De lá até prever uma onda de revolta sobre o reino, há uma iniciativa que ninguém quer tomar. “No Marrocos, ao contrário da Tunísia de Ben Ali, existem válvulas de escape: eles permitem que as pessoas vociferem”, observa o jornalista Ali Amar. Pelo menos até um certo limite. Ex-dirigente da extinta publicação semanal “Le Journal” e autor de um livro que lhe valeu a fúria do regime, Ali Amar sabe alguma coisa do assunto. Sem trabalho, na espera (incerta) de um visto para a França, pelo menos ele terá evitado a prisão – ao contrário de um outro “vociferador”, presidente da associação do Rif dos Direitos Humanos, Chakib Khyari, condenado, em 2009, a passar três anos atrás das grades.
A liberdade de expressão está “em regressão muito nítida”, nesses três últimos anos, afirma a presidente da Associação Marroquina dos Direitos Humanos, (AMDH), Khadija Ryadi, que se preocupa com o “fracasso de uma justiça mandada” e também observa um aumento no número de protestos, “ sobretudo de natureza social”, nas zonas rurais. “Se a revolução tunisiana resultar numa democracia, nós marroquinos nos beneficiaremos disso. Em compensação, se ela enfraquecer, será uma catástrofe”, prevê Ryadi.

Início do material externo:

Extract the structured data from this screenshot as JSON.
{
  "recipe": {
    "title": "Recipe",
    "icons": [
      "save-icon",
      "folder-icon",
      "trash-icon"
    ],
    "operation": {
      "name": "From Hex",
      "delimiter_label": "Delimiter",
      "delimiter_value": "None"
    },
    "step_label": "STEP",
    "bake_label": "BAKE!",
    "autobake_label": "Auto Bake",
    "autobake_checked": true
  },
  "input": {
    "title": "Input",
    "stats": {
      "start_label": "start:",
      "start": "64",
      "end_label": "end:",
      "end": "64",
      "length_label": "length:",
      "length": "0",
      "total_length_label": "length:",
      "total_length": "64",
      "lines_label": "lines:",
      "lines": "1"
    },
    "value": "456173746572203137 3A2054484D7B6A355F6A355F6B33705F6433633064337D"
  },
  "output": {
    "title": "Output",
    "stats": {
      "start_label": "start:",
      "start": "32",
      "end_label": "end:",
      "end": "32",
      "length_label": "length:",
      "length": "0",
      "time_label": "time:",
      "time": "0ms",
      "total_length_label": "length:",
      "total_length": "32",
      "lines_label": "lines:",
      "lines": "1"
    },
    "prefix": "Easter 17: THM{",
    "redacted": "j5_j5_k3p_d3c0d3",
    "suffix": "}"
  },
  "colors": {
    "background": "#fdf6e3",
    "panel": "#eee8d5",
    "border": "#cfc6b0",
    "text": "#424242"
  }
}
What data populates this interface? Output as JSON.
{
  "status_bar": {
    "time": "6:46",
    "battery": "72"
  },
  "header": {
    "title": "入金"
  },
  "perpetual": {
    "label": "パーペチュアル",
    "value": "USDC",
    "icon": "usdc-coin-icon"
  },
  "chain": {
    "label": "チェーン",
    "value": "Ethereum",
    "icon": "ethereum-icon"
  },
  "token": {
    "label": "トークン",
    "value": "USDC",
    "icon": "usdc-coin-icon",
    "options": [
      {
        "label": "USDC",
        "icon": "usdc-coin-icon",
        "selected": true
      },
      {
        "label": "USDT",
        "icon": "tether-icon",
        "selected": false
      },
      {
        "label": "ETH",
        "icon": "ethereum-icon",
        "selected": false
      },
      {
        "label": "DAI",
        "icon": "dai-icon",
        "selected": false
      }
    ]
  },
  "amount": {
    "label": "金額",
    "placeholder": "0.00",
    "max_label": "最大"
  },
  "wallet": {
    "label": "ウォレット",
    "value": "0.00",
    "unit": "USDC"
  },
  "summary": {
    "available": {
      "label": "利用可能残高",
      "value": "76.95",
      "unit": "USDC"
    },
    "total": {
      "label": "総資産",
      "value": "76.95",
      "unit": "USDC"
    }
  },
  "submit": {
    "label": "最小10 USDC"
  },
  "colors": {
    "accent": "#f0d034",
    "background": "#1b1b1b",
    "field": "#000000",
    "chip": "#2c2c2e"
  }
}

Uma posição à qual se opõe Amina Bouayach, presidente da Organização Marroquina dos Direitos Humanos (OMDH), associação rival e da AMDH. “Os debates que hoje agitam a Tunísia e o Egito já foram conduzidos no Marrocos, com sucesso. Não estamos mais na época das bocas fechadas”, observa Bouayach.
“O Marrocos se encontra em um período delicado de aprendizagem democrática”, comenta por sua vez a acadêmica Houria Alami-Mchichi. O sentimento de pertencimento ao sistema monárquico “nunca foi tão consensual quanto hoje”, diz.
De fato, mesmo os mais virulentos detratores do regime, islâmicos do movimento Justiça e Caridade ou jovens “facebookers” raivosos, não questionam o princípio da realeza. Os primeiros, em um comunicado publicado na segunda-feira (7), denunciam a “benalização vivida pelo Marrocos” e exigem uma “mudança democrática urgente a fim de instaurar a separação dos poderes”. Os segundos trazem de volta à mesa uma reivindicação dos anos 1990: a monarquia parlamentar, “à maneira espanhola ou à inglesa”. Sim, decididamente, a Tunísia está longe.